O senador Aécio Neves destacou, nesta quarta-feira (10/12), no Senado, a trajetória política do senador Pedro Simon (PMDB-RS) durante quase seis décadas, sendo 32 anos deste período como senador. Durante sessão deliberativa em homenagem ao senador gaúcho, que se despede do Senado em 31 de janeiro, Aécio Neves destacou o compromisso de Simon com a sociedade e lembrou que há exatos 32 anos, Tancredo Neves também se despedia do Senado Federal.

 

Leia abaixo íntegra do pronunciamento do senador Aécio Neves:

 

“Ilustre senador Pedro Simon, é com uma alegria muito grande que dirijo a Vossa Excelência algumas palavras que vêm do local mais profundo do meu coração e da minha alma. Ouvia com atenção o pronunciamento de despedida de Vossa Excelência dessa casa. Não havia como deixar de lembrar de uma outra despedida, ocorrida nesta casa, na tribuna à nossa direita.

Há 32 anos, quando esse seu dileto e querido amigo Tancredo Neves se despedia também do Senado Federal para enfrentar um outro desafio: a partir do governo de Minas, com a sua participação e de outros ilustres brasileiros, entre eles Ulysses Guimarães, Teotônio Vilela e tantos outros, construir o caminho do reencontro do Brasil com a democracia e com a liberdade. Ouvi aqui, naquela tribuna à direita, depoimentos de aliados e de adversários, que registravam a dimensão do homem público que deixava essa casa.

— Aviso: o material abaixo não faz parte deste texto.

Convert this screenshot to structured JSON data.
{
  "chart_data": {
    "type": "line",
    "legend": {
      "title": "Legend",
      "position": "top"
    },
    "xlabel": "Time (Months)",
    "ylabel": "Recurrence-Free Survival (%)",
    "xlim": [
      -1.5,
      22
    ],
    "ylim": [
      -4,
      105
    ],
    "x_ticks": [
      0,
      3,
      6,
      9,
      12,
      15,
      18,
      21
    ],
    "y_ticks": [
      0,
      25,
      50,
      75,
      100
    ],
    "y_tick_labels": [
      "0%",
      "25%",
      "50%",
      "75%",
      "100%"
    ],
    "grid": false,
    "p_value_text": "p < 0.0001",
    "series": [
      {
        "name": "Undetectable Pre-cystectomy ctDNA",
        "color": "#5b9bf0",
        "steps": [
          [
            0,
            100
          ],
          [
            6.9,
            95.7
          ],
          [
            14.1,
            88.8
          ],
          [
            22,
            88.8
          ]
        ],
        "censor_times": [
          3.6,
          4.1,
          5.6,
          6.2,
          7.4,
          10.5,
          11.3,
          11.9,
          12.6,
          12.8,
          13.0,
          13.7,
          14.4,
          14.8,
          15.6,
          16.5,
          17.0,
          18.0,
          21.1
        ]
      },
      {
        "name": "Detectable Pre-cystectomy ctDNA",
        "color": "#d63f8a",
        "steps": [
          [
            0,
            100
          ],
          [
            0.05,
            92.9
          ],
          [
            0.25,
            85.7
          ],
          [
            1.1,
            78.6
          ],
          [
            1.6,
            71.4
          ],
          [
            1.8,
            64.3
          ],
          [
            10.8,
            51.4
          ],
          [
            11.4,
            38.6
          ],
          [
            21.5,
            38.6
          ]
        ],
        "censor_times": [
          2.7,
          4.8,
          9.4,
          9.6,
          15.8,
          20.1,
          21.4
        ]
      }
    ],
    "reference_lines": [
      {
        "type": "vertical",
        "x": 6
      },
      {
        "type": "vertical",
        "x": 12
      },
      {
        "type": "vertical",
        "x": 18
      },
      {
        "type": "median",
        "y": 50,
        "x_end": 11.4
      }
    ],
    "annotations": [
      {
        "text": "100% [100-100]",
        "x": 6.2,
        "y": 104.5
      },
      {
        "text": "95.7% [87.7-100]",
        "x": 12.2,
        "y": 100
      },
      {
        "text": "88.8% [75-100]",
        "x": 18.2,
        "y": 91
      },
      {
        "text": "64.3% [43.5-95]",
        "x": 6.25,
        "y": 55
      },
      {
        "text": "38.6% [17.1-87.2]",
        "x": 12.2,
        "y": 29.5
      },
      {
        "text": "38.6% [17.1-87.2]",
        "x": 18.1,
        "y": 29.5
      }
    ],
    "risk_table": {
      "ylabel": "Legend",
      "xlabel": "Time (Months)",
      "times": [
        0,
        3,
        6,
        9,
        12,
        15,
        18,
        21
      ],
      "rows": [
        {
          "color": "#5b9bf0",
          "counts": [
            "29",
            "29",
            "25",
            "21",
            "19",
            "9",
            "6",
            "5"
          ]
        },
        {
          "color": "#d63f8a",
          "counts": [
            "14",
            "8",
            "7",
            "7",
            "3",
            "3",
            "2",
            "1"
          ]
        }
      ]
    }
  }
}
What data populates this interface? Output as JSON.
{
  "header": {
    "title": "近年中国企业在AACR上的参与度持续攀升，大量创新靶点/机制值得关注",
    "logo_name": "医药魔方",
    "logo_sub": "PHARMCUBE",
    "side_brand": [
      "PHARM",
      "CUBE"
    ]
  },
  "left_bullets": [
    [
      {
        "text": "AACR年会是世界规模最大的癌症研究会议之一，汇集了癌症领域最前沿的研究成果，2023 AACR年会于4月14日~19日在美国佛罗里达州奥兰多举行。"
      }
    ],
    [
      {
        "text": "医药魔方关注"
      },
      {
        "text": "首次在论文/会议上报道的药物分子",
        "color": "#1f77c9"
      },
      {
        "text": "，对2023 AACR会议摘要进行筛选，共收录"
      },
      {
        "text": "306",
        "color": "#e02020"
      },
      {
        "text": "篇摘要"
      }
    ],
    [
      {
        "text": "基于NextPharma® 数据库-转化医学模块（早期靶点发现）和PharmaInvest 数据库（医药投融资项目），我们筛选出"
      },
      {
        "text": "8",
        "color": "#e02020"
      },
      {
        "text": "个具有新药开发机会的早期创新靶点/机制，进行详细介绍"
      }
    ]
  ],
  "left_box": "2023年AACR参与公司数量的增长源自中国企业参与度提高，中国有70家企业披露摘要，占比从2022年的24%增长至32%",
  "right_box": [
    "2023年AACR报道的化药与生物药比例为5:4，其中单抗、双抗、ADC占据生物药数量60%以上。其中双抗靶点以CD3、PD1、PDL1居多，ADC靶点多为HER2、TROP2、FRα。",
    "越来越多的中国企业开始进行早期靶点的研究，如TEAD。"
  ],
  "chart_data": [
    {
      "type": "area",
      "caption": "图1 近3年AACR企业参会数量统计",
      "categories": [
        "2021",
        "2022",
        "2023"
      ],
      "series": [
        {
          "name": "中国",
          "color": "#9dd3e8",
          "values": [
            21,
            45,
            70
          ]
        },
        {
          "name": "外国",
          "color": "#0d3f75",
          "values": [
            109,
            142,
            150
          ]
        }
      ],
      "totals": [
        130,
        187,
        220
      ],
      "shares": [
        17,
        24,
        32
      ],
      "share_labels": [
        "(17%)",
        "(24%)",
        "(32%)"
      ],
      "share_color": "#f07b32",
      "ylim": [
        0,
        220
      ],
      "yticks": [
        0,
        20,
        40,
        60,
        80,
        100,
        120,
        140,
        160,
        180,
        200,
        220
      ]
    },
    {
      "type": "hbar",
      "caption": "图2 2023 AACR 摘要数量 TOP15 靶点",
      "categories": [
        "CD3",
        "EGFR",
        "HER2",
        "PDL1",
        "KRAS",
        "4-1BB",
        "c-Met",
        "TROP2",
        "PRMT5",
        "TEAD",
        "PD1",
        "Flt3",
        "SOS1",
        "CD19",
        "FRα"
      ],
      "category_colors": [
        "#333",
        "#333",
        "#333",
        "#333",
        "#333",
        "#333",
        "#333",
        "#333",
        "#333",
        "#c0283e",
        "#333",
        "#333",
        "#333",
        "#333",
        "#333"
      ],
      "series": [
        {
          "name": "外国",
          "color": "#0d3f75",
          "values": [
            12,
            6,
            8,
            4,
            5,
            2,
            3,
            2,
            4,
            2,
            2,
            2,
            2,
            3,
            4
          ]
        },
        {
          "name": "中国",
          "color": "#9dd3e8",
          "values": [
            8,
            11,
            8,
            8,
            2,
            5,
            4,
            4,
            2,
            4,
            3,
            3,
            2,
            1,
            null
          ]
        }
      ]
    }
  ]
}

Vejo um enorme paralelo, senador Pedro Simon, da trajetória de Tancredo e a vossa trajetória. Talvez por isso, durante tantas décadas, militaram juntos, sempre compreendendo que a vida pública, na dimensão maior do que essa expressão possa significar, é a mais digna das atividades que um cidadão possa exercer no seio de uma sociedade. Vossa Excelência, com mandato desde o ano de 1959, é hoje entre nós o mais bem-acabado exemplo de que a vida pública e a honradez, a vida pública e a ética, a vida pública e o compromisso com aqueles que mais precisam são absolutamente indissociáveis.

Vossa Excelência deixará o Senado dentro de algumas semanas, mas estou certo de que não deixará a vida pública. Porque os brasileiros continuarão a ter em Vossa Excelência uma das mais importantes referências da ética na vida pública. E sobretudo nesse quadro, de tamanho divórcio entre parcela expressiva da sociedade e seus representantes, pelos desatinos sucessivos com que são confrontados, a palavra de vossa excelência será sempre uma palavra referencial.

E Vossa Excelência, senador Pedro Simon, é um dos poucos homens públicos que não necessita de um cargo, de mandato, para exercer a sua liderança, mas, em especial, para ter a sua voz acatada e respeitada por todos os brasileiros. A minha geração de homens públicos continuará a ter em vossa excelência, a partir de primeiro de fevereiro do ano que vem, a mesma referência de dignidade, de honradez de espírito público e de enorme amor a esse país.

Da mesma forma que eu ouvi de alguns parlamentares que apartearam o meu avô Tancredo há 32 anos atrás, eu quero me dirigir, aqui, aos seus familiares, aos seus filhos, e à sua esposa: vocês podem ter um enorme orgulho imensurável orgulho da trajetória deste gaúcho, brasileiro, um dos mais qualificados homens públicos que o Brasil produziu no último século.

Vida longa, senador Pedro Simon! O Brasil ainda conta imensamente com Vossa Excelência!”